Sunday, October 15, 2006

Virtual Boy History




The Virtual Boy born 21 July 95

In the spring of '94 rumours about Nintendo's VR-project started circulating in the media. It was Gunpei Yokoi and his R&D1 team that, with the aid of the people at Reflection Technology Inc., had been working on the Virtual Boy for two years. Speculation began about how the new machine would revolutionize the gaming market and sketches of the VB began to circulate. By the time the Shoshinkai-exhibition came the hype was enormous! Everybody wanted to know what Gunpei Yokoi had accomplished this time. (Gunpei is the genius that developed both the Game Boy and the Game&Watch machines, so the expectations were quite high!)
ShoshinkaiThe visitors at Shoshinkai weren't pleased at all. They thought the VB was only a pathetic attempt by Nintendo to draw attention from Sega and Sony's new 32-bit consoles. But the Virtual Boy was produced by Nintendo, the most respected video game company in the world. Great confusion broke out, they didn't know what to think! The console and the games looked crappy but it was from Nintendo, so could it really be that bad? Most of the dissatisfaction was in the games: nothing revolutionary at all, and they were all in red! The red colors supposedly gave the game a better 3D look. At the big WCES (Winter Commercial Electronics Show) four months later, some new better games were shown: Mario Clash, Teleroboxing and Galactic Pinball. These new games were quite good so the press became a little bit curious. Maybe the VB wasn't going to be such a big flop after all.
The VB is releasedOn the 21st of July, 1995, the Virtual Boy was released in Japan and in the states a month later. Nintendo thought it would sell very well (they hoped it would sell 3 million copies) because the VB didn't have any competing consoles. Both the Saturn and the Playstation played in a totally different league. They couldn't have been more wrong! In Japan, the VB sold poorly and the price dropped drastically on both the machine and the games. Nintendo estimated that the VB would sell 250,000 copies in Japan but it ended up selling less than 50,000! One problem that arose (which worried the parents) was that it was said that playing the VB could cause eye damage to children under the age of seven.
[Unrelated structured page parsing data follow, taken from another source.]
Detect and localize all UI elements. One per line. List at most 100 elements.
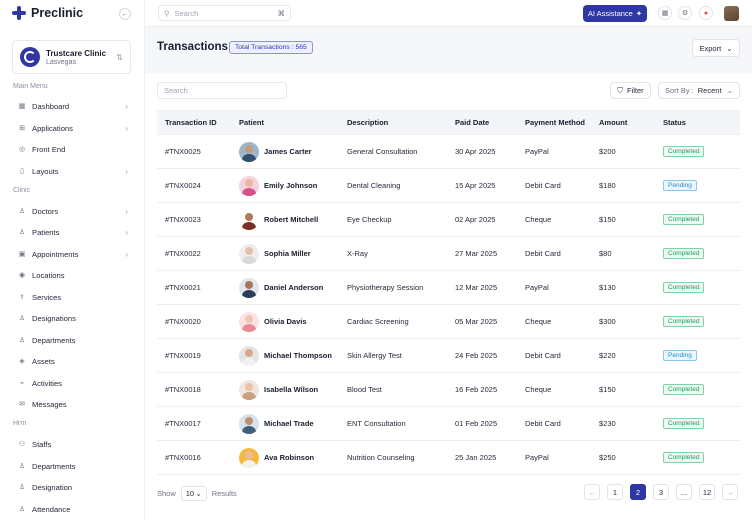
table-row[interactable]: #TNX0023 Robert Mitchell Eye Checkup 02 Apr… bbox=[157, 202, 740, 237]
ai-assistance-button[interactable]: AI Assistance ✦ bbox=[583, 5, 647, 22]
sidebar-item-designation[interactable]: ♙ Designation bbox=[18, 480, 128, 494]
paid-date: 05 Mar 2025 bbox=[447, 304, 517, 339]
sidebar-item-label: Services bbox=[32, 292, 62, 302]
logo[interactable]: Preclinic bbox=[12, 6, 83, 20]
sidebar-item-appointments[interactable]: ▣ Appointments › bbox=[18, 247, 128, 261]
sidebar-item-designations[interactable]: ♙ Designations bbox=[18, 311, 128, 325]
column-header[interactable]: Paid Date bbox=[447, 110, 517, 135]
prev-page-button[interactable]: ← bbox=[584, 484, 600, 500]
table-header-row: Transaction ID Patient Description Paid … bbox=[157, 110, 740, 135]
table-row[interactable]: #TNX0024 Emily Johnson Dental Cleaning 15 A… bbox=[157, 168, 740, 203]
settings-icon[interactable]: ⚙ bbox=[678, 6, 692, 20]
patient[interactable]: Ava Robinson bbox=[239, 447, 339, 468]
table-row[interactable]: #TNX0019 Michael Thompson Skin Allergy Tes… bbox=[157, 338, 740, 373]
sidebar-item-departments[interactable]: ♙ Departments bbox=[18, 333, 128, 347]
column-header[interactable]: Payment Method bbox=[517, 110, 591, 135]
sidebar-item-label: Locations bbox=[32, 270, 65, 280]
payment-method: PayPal bbox=[517, 270, 591, 305]
patient[interactable]: Emily Johnson bbox=[239, 175, 339, 196]
page-size-control: Show 10 ⌄ Results bbox=[157, 486, 237, 501]
patient[interactable]: Michael Trade bbox=[239, 413, 339, 434]
page-button[interactable]: 2 bbox=[630, 484, 646, 500]
patient[interactable]: Sophia Miller bbox=[239, 243, 339, 264]
sidebar-item-layouts[interactable]: ▯ Layouts › bbox=[18, 164, 128, 178]
table-row[interactable]: #TNX0025 James Carter General Consultation… bbox=[157, 134, 740, 169]
apps-icon: ⊞ bbox=[19, 125, 25, 132]
amount: $150 bbox=[591, 202, 655, 237]
sidebar-item-label: Patients bbox=[32, 227, 60, 237]
patient[interactable]: Isabella Wilson bbox=[239, 379, 339, 400]
column-header[interactable]: Status bbox=[655, 110, 740, 135]
patient-cell: Olivia Davis bbox=[231, 304, 339, 339]
sidebar-item-attendance[interactable]: ♙ Attendance bbox=[18, 502, 128, 516]
user-avatar[interactable] bbox=[724, 6, 739, 21]
table-row[interactable]: #TNX0017 Michael Trade ENT Consultation 01 … bbox=[157, 406, 740, 441]
page-button[interactable]: 3 bbox=[653, 484, 669, 500]
sidebar-item-applications[interactable]: ⊞ Applications › bbox=[18, 121, 128, 135]
patient[interactable]: Michael Thompson bbox=[239, 345, 339, 366]
sidebar-item-messages[interactable]: ✉ Messages bbox=[18, 397, 128, 411]
table-search-input[interactable]: Search bbox=[157, 82, 287, 99]
sidebar-item-services[interactable]: ⚕ Services bbox=[18, 290, 128, 304]
collapse-sidebar-button[interactable]: ← bbox=[119, 8, 131, 20]
column-header[interactable]: Description bbox=[339, 110, 447, 135]
menu-section-hrm: Hrm bbox=[13, 420, 27, 427]
sidebar-item-locations[interactable]: ◉ Locations bbox=[18, 268, 128, 282]
calendar-icon[interactable]: ▦ bbox=[658, 6, 672, 20]
patient[interactable]: James Carter bbox=[239, 141, 339, 162]
sidebar-item-front-end[interactable]: ◎ Front End bbox=[18, 142, 128, 156]
column-header[interactable]: Amount bbox=[591, 110, 655, 135]
sidebar-item-patients[interactable]: ♙ Patients › bbox=[18, 225, 128, 239]
menu-section-main: Main Menu bbox=[13, 83, 48, 90]
global-search-input[interactable]: ⚲ Search ⌘ bbox=[158, 5, 291, 21]
page-size-select[interactable]: 10 ⌄ bbox=[180, 486, 207, 501]
notification-bell-icon[interactable]: ● bbox=[699, 6, 713, 20]
patient-name: Daniel Anderson bbox=[264, 283, 324, 292]
amount: $300 bbox=[591, 304, 655, 339]
patient-name: Emily Johnson bbox=[264, 181, 318, 190]
status-badge: Completed bbox=[663, 418, 705, 429]
status-cell: Completed bbox=[655, 304, 740, 339]
sidebar-item-assets[interactable]: ◈ Assets bbox=[18, 354, 128, 368]
sidebar-item-departments[interactable]: ♙ Departments bbox=[18, 459, 128, 473]
sidebar-item-doctors[interactable]: ♙ Doctors › bbox=[18, 204, 128, 218]
results-label: Results bbox=[211, 489, 237, 498]
table-row[interactable]: #TNX0021 Daniel Anderson Physiotherapy Ses… bbox=[157, 270, 740, 305]
page-button[interactable]: 12 bbox=[699, 484, 715, 500]
sidebar-item-label: Dashboard bbox=[32, 101, 70, 111]
app-name: Preclinic bbox=[31, 6, 84, 20]
column-header[interactable]: Patient bbox=[231, 110, 339, 135]
switch-icon: ⇅ bbox=[116, 52, 123, 62]
patient[interactable]: Olivia Davis bbox=[239, 311, 339, 332]
patient-cell: Robert Mitchell bbox=[231, 202, 339, 237]
patient[interactable]: Daniel Anderson bbox=[239, 277, 339, 298]
patient-avatar bbox=[239, 243, 259, 264]
column-header[interactable]: Transaction ID bbox=[157, 110, 231, 135]
sidebar-item-label: Staffs bbox=[32, 439, 52, 449]
location-icon: ◉ bbox=[18, 272, 26, 279]
export-button[interactable]: Export ⌄ bbox=[692, 39, 740, 57]
table-row[interactable]: #TNX0016 Ava Robinson Nutrition Counseling… bbox=[157, 440, 740, 475]
status-cell: Completed bbox=[655, 236, 740, 271]
paid-date: 24 Feb 2025 bbox=[447, 338, 517, 373]
page-button[interactable]: ... bbox=[676, 484, 692, 500]
transaction-id: #TNX0017 bbox=[157, 406, 231, 441]
filter-button[interactable]: ⛉ Filter bbox=[610, 82, 651, 99]
paid-date: 01 Feb 2025 bbox=[447, 406, 517, 441]
amount: $230 bbox=[591, 406, 655, 441]
patient-name: Olivia Davis bbox=[264, 317, 307, 326]
next-page-button[interactable]: → bbox=[722, 484, 738, 500]
table-row[interactable]: #TNX0022 Sophia Miller X-Ray 27 Mar 2025 Deb… bbox=[157, 236, 740, 271]
sort-dropdown[interactable]: Sort By : Recent ⌄ bbox=[658, 82, 740, 99]
logo-mark-icon bbox=[12, 6, 26, 20]
table-row[interactable]: #TNX0020 Olivia Davis Cardiac Screening 05 … bbox=[157, 304, 740, 339]
page-button[interactable]: 1 bbox=[607, 484, 623, 500]
sidebar-item-dashboard[interactable]: ▦ Dashboard › bbox=[18, 99, 128, 113]
chevron-left-icon: ← bbox=[121, 10, 129, 18]
clinic-switcher[interactable]: Trustcare Clinic Lasvegas ⇅ bbox=[12, 40, 131, 74]
transaction-id: #TNX0016 bbox=[157, 440, 231, 475]
patient[interactable]: Robert Mitchell bbox=[239, 209, 339, 230]
sidebar-item-staffs[interactable]: ⚇ Staffs bbox=[18, 437, 128, 451]
table-row[interactable]: #TNX0018 Isabella Wilson Blood Test 16 Feb … bbox=[157, 372, 740, 407]
sidebar-item-activities[interactable]: ⌁ Activities bbox=[18, 376, 128, 390]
In the US, the machine hardly sold at all and it was never released in Europe. Players bought Playstations and Saturns instead, even though they cost twice as much! At Shoshinkai 95 Hiroshi Yamauchi (the big boss at Nintendo) confessed that the machine had sold less than Nintendo had calculated, but they hadn't lost all their hope for this strange product yet. New games that made better use of the VB´s special skills were to be released. Unfortunately, by now most of the players of the world weren't interested in the Virtual Boy. Nintendo just had to live with the fact that the Virtual Boy was a flop! No, they don't produce VB games at all anymore.